Aku memang masih manusia biasa yang bisa merasa capek saat menghadapi orang-orang di sekitarku. Apalagi kepada orang-orang yang terang-terangan mengecewakanku, menolakku, membuatku sedih. Tapi aku juga belajar, bila aku terus memohon untuk diberi hati yang bisa mencintai dengan tulus, yang bisa mencintai tanpa mengharapkan balas, yang bisa selalu memaafkan, maka Ia akan mengabulkan. Memang berat, tapi bukankah itu yang Ia ajarkan?
“Kamu tuh terlalu mencari ARTI di setiap peristiwa. Dibawa santai aja napa?” di akhir ocehannya.
Justru dengan merenungkan setiap peristiwa yang terjadi dalam hidupku, aku jadi bisa melihat peristiwa itu dari sudut pandang yang berbeda. Dengan melihat dari sudut pandang yang berbeda, aku jadi bisa lebih cepat berdamai dengan keadaan, dan bisa belajar untuk bersikap lebih baik ke depannya. Jadi apa salahnya?
“Apa kamu tidak memikirkan perasaan pasanganmu?”
Huang adalah masa laluku, jauh sebelum aku bertemu dengan pasanganku. Aku hanya berharap pasanganku dapat sungguh-sungguh menerima masa laluku, dengan seluruh proses yang pernah aku lewati.
Huang adalah takdir yang harus aku temui, proses yang harus aku lewati. Aku tidak pernah menyesali pertemuanku dengan Huang. Aku juga tidak pernah menyesali cintaku yang bertepuk sebelah tangan dengan Huang.
Lagi pula, aku berhutang sebuah jalan kehidupan dari Huang. Tanpa mengenalnya dan patah hati kepadanya, mungkin aku tidak akan pernah belajar untuk lepas bebas. Mungkin aku tidak akan pernah menyadari betapa besarnya cinta Tuhan kepadaku. Dan aku tidak akan menjadi aku yang sekarang.

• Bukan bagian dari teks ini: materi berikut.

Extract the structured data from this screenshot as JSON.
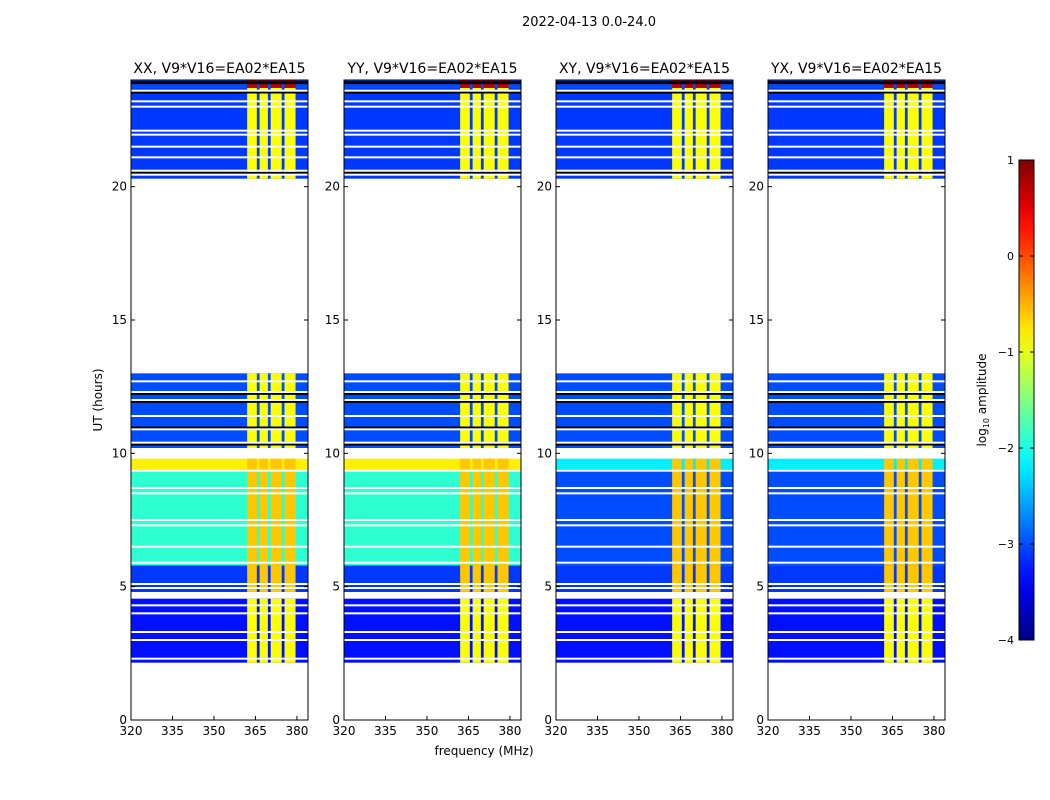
{
  "chart_data": {
    "type": "heatmap",
    "title": "2022-04-13 0.0-24.0",
    "xlabel": "frequency (MHz)",
    "ylabel": "UT (hours)",
    "xlim": [
      320,
      384
    ],
    "ylim": [
      0,
      24
    ],
    "xticks": [
      320,
      335,
      350,
      365,
      380
    ],
    "yticks": [
      0,
      5,
      10,
      15,
      20
    ],
    "colorbar": {
      "label": "log10 amplitude",
      "label_main": "log",
      "label_sub": "10",
      "label_tail": " amplitude",
      "range": [
        -4,
        1
      ],
      "ticks": [
        -4,
        -3,
        -2,
        -1,
        0,
        1
      ],
      "tick_labels": [
        "−4",
        "−3",
        "−2",
        "−1",
        "0",
        "1"
      ],
      "colormap": "jet"
    },
    "panels": [
      {
        "title": "XX, V9*V16=EA02*EA15",
        "mid_level": -1.9,
        "flag_band": -0.8
      },
      {
        "title": "YY, V9*V16=EA02*EA15",
        "mid_level": -1.9,
        "flag_band": -0.8
      },
      {
        "title": "XY, V9*V16=EA02*EA15",
        "mid_level": -3.0,
        "flag_band": -2.2
      },
      {
        "title": "YX, V9*V16=EA02*EA15",
        "mid_level": -3.0,
        "flag_band": -2.2
      }
    ],
    "time_blocks": [
      {
        "start": 2.15,
        "end": 4.55,
        "level": -3.3
      },
      {
        "start": 4.8,
        "end": 5.8,
        "level": -3.1
      },
      {
        "start": 5.8,
        "end": 9.4,
        "level": "mid"
      },
      {
        "start": 9.4,
        "end": 9.8,
        "level": "flag"
      },
      {
        "start": 10.2,
        "end": 13.0,
        "level": -3.0
      },
      {
        "start": 20.3,
        "end": 23.7,
        "level": -3.1
      },
      {
        "start": 23.7,
        "end": 24.0,
        "level": -3.0
      }
    ],
    "rfi_columns": [
      [
        362,
        365.5
      ],
      [
        366.5,
        369.5
      ],
      [
        370.5,
        374.5
      ],
      [
        375.5,
        379.5
      ]
    ],
    "rfi_level": -0.9,
    "rfi_top_level": 0.7,
    "flagged_hours": [
      2.05,
      2.3,
      3.0,
      3.3,
      4.0,
      4.3,
      4.95,
      5.1,
      5.9,
      6.5,
      7.3,
      7.5,
      8.5,
      8.7,
      9.35,
      10.4,
      10.9,
      11.4,
      12.0,
      12.3,
      12.7,
      20.45,
      20.6,
      21.1,
      21.5,
      21.95,
      22.1,
      23.0,
      23.2,
      23.6
    ]
  }
}
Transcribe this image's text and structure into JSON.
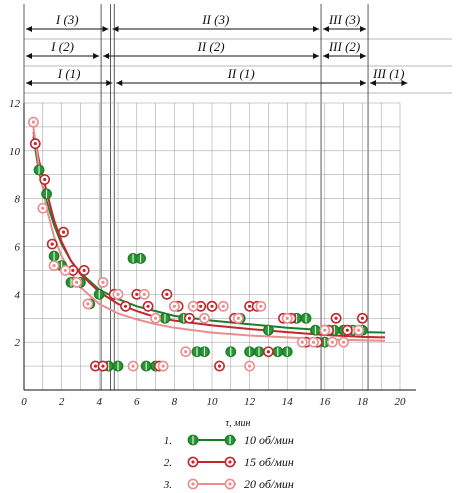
{
  "chart_data": {
    "type": "scatter",
    "title": "",
    "xlabel": "τ, мин",
    "ylabel": "",
    "xlim": [
      0,
      20
    ],
    "ylim": [
      0,
      12
    ],
    "x_ticks": [
      0,
      2,
      4,
      6,
      8,
      10,
      12,
      14,
      16,
      18,
      20
    ],
    "y_ticks": [
      2,
      4,
      6,
      8,
      10,
      12
    ],
    "grid": true,
    "legend_position": "bottom",
    "zone_rows": [
      {
        "row": "3",
        "segments": [
          {
            "label": "I (3)",
            "from": 0,
            "to": 4.6
          },
          {
            "label": "II (3)",
            "from": 4.6,
            "to": 15.8
          },
          {
            "label": "III (3)",
            "from": 15.8,
            "to": 18.3
          }
        ]
      },
      {
        "row": "2",
        "segments": [
          {
            "label": "I (2)",
            "from": 0,
            "to": 4.1
          },
          {
            "label": "II (2)",
            "from": 4.1,
            "to": 15.8
          },
          {
            "label": "III (2)",
            "from": 15.8,
            "to": 18.3
          }
        ]
      },
      {
        "row": "1",
        "segments": [
          {
            "label": "I (1)",
            "from": 0,
            "to": 4.8
          },
          {
            "label": "II (1)",
            "from": 4.8,
            "to": 18.3
          },
          {
            "label": "III (1)",
            "from": 18.3,
            "to": 20.5
          }
        ]
      }
    ],
    "series": [
      {
        "name": "10 об/мин",
        "number": "1.",
        "color": "#1e7d2a",
        "marker_fill": "#2a9a35",
        "curve": [
          [
            0.5,
            10.6
          ],
          [
            0.8,
            9.1
          ],
          [
            1.2,
            7.9
          ],
          [
            1.6,
            6.9
          ],
          [
            2,
            6.1
          ],
          [
            2.5,
            5.4
          ],
          [
            3,
            4.9
          ],
          [
            4,
            4.2
          ],
          [
            5,
            3.8
          ],
          [
            6,
            3.5
          ],
          [
            7,
            3.3
          ],
          [
            8,
            3.1
          ],
          [
            10,
            2.9
          ],
          [
            12,
            2.75
          ],
          [
            14,
            2.6
          ],
          [
            16,
            2.5
          ],
          [
            18,
            2.42
          ],
          [
            19.2,
            2.4
          ]
        ],
        "points": [
          [
            0.8,
            9.2
          ],
          [
            1.2,
            8.2
          ],
          [
            1.6,
            5.6
          ],
          [
            2,
            5.2
          ],
          [
            2.5,
            4.5
          ],
          [
            3,
            4.5
          ],
          [
            3.5,
            3.6
          ],
          [
            4,
            4.0
          ],
          [
            4.5,
            1.0
          ],
          [
            5,
            1.0
          ],
          [
            5.8,
            5.5
          ],
          [
            6.2,
            5.5
          ],
          [
            6.5,
            1.0
          ],
          [
            7,
            1.0
          ],
          [
            7.5,
            3.0
          ],
          [
            8,
            3.5
          ],
          [
            8.5,
            3.0
          ],
          [
            9.2,
            1.6
          ],
          [
            9.6,
            1.6
          ],
          [
            10,
            3.5
          ],
          [
            11,
            1.6
          ],
          [
            11.5,
            3.0
          ],
          [
            12,
            1.6
          ],
          [
            12.5,
            1.6
          ],
          [
            13,
            2.5
          ],
          [
            13.5,
            1.6
          ],
          [
            14,
            1.6
          ],
          [
            14.5,
            3.0
          ],
          [
            15,
            3.0
          ],
          [
            15.5,
            2.5
          ],
          [
            16,
            2.0
          ],
          [
            16.5,
            2.5
          ],
          [
            17,
            2.5
          ],
          [
            17.5,
            2.5
          ],
          [
            18,
            2.5
          ]
        ]
      },
      {
        "name": "15 об/мин",
        "number": "2.",
        "color": "#c0282e",
        "marker_fill": "#ffffff",
        "curve": [
          [
            0.5,
            10.8
          ],
          [
            0.8,
            9.6
          ],
          [
            1.2,
            8.3
          ],
          [
            1.6,
            7.1
          ],
          [
            2,
            6.2
          ],
          [
            2.5,
            5.4
          ],
          [
            3,
            4.85
          ],
          [
            4,
            4.1
          ],
          [
            5,
            3.6
          ],
          [
            6,
            3.3
          ],
          [
            7,
            3.05
          ],
          [
            8,
            2.9
          ],
          [
            10,
            2.7
          ],
          [
            12,
            2.55
          ],
          [
            14,
            2.42
          ],
          [
            16,
            2.3
          ],
          [
            18,
            2.22
          ],
          [
            19.2,
            2.2
          ]
        ],
        "points": [
          [
            0.6,
            10.3
          ],
          [
            1.1,
            8.8
          ],
          [
            1.5,
            6.1
          ],
          [
            2.1,
            6.6
          ],
          [
            2.6,
            5.0
          ],
          [
            3.2,
            5.0
          ],
          [
            3.8,
            1.0
          ],
          [
            4.2,
            1.0
          ],
          [
            4.8,
            4.0
          ],
          [
            5.4,
            3.5
          ],
          [
            6,
            4.0
          ],
          [
            6.6,
            3.5
          ],
          [
            7.2,
            1.0
          ],
          [
            7.6,
            4.0
          ],
          [
            8.2,
            3.5
          ],
          [
            8.8,
            3.0
          ],
          [
            9.4,
            3.5
          ],
          [
            10,
            3.5
          ],
          [
            10.4,
            1.0
          ],
          [
            11.2,
            3.0
          ],
          [
            12,
            3.5
          ],
          [
            12.4,
            3.5
          ],
          [
            13,
            1.6
          ],
          [
            13.8,
            3.0
          ],
          [
            14.2,
            3.0
          ],
          [
            15,
            2.0
          ],
          [
            15.6,
            2.0
          ],
          [
            16.2,
            2.5
          ],
          [
            16.6,
            3.0
          ],
          [
            17.2,
            2.5
          ],
          [
            18,
            3.0
          ]
        ]
      },
      {
        "name": "20 об/мин",
        "number": "3.",
        "color": "#e88e90",
        "marker_fill": "#ffffff",
        "curve": [
          [
            0.5,
            11.0
          ],
          [
            0.8,
            9.3
          ],
          [
            1.2,
            7.6
          ],
          [
            1.6,
            6.4
          ],
          [
            2,
            5.6
          ],
          [
            2.5,
            4.9
          ],
          [
            3,
            4.3
          ],
          [
            4,
            3.6
          ],
          [
            5,
            3.2
          ],
          [
            6,
            2.95
          ],
          [
            7,
            2.75
          ],
          [
            8,
            2.6
          ],
          [
            10,
            2.4
          ],
          [
            12,
            2.28
          ],
          [
            14,
            2.2
          ],
          [
            16,
            2.12
          ],
          [
            18,
            2.08
          ],
          [
            19.2,
            2.06
          ]
        ],
        "points": [
          [
            0.5,
            11.2
          ],
          [
            1,
            7.6
          ],
          [
            1.6,
            5.2
          ],
          [
            2.2,
            5.0
          ],
          [
            2.8,
            4.5
          ],
          [
            3.4,
            3.6
          ],
          [
            4.2,
            4.5
          ],
          [
            5,
            4.0
          ],
          [
            5.8,
            1.0
          ],
          [
            6.4,
            4.0
          ],
          [
            7,
            3.0
          ],
          [
            7.4,
            1.0
          ],
          [
            8,
            3.5
          ],
          [
            8.6,
            1.6
          ],
          [
            9,
            3.5
          ],
          [
            9.6,
            3.0
          ],
          [
            10.6,
            3.5
          ],
          [
            11.4,
            3.0
          ],
          [
            12,
            1.0
          ],
          [
            12.6,
            3.5
          ],
          [
            14,
            3.0
          ],
          [
            14.8,
            2.0
          ],
          [
            15.4,
            2.0
          ],
          [
            16,
            2.5
          ],
          [
            16.4,
            2.0
          ],
          [
            17,
            2.0
          ],
          [
            17.8,
            2.5
          ]
        ]
      }
    ]
  }
}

Tentang aku yang masih mencintai Huang dulu, sekarang, dan entah sampai kapan, memang hanyalah keegoisanku untuk membahagiakan diriku sendiri. Aku menyadari secara penuh, jika bisa hidup bersama Huang hanyalah sebuah keserakahan bagiku, dan tetap bisa berada di sisinya dikala ia membutuhkanku sudah merupakan kemewahan bagiku. Maka itu aku sudah tidak berharap kami bisa bersama. Yah semoga saja pasanganku dapat menerima aku yang egois ini. Toh saat ini aku hanya bisa berdoa untuk Huang, semoga ia sungguh menemukan kebahagiaan sejati bersama pilihan hatinya.